Il meccanicismo della selezione naturale sembra essere in salvo, ma per le api? Come è possibile? Perché l’evoluzione ha portato migliaia e migliaia di operaie a lavorare per una regina, rinunciando alla possibilità di riprodursi e quindi trasmettere i propri geni?

 


DIDASCALIA: in media, le api sorelle hanno in comune tra loro il 75% del materiale genetico; nel caso dell’uomo invece, questa percentuale si ferma al 50%. Esse si prendono dunque cura dei “propri geni” presenti nelle altre operaie e nelle nuove regine, le sorelle a cui spetta il compito di fondare nuove colonie e trasmettere il materiale genetico nelle generazioni successive.

 

 

La spiegazione non è semplice, ma la figura API ci può aiutare: i maschi delle api, delle vespe e delle formiche sono aploidi, ovvero possiedono la metà dei cromosomi di una femmina. Sedici anziché trentadue.

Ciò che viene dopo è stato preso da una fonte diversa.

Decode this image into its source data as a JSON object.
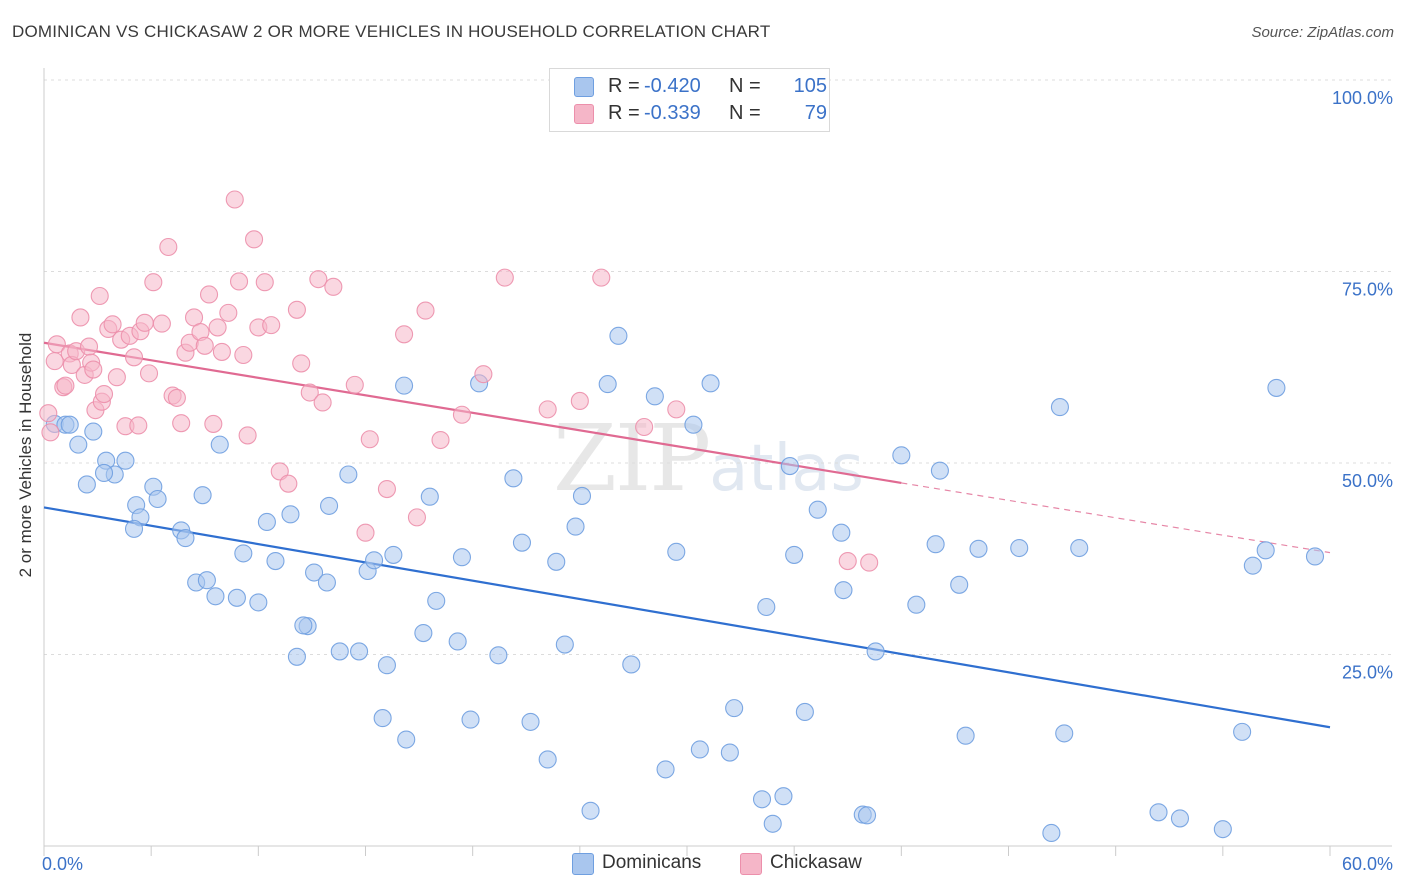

Questo porta gli spermatozoi prodotti dal fuco ad essere tutti identici: 16 cromosomi uguali che vengono ereditati dalle operaie, che partono così da una base comune di metà corredo cromosomico. I restanti 16 cromosomi sono ereditati dalla madre; in media due sorelle avranno in comune il 50% di questi cromosomi, per un totale di materiale genetico comune del 75%. Quindi le operaie hanno in comune con le sorelle più di quanto ne abbiano con la propria madre e l’egoismo dei geni fa sì che si prendano cura delle altre operaie e non della propria prole.

 

La nostra favola prende un sapore agrodolce ora che la regina passa da essere sovrana a schiava. Il peccato non cambia, ma la tirannia è soppiantata da una dittatura del proletariato. E la morale è che l’altruismo non esiste. Non in natura.

Altruismo è forse l’unica cosa che meriti l’appellativo di artificiale; è un’invenzione dell’uomo, frutto della rilassatezza con cui affrontiamo le sfide naturali ora che siamo la specie dominante di questa era: l’antropocene. Se poi sia stato l’uomo a inventare l’altruismo o viceversa, forse non lo sapremo mai.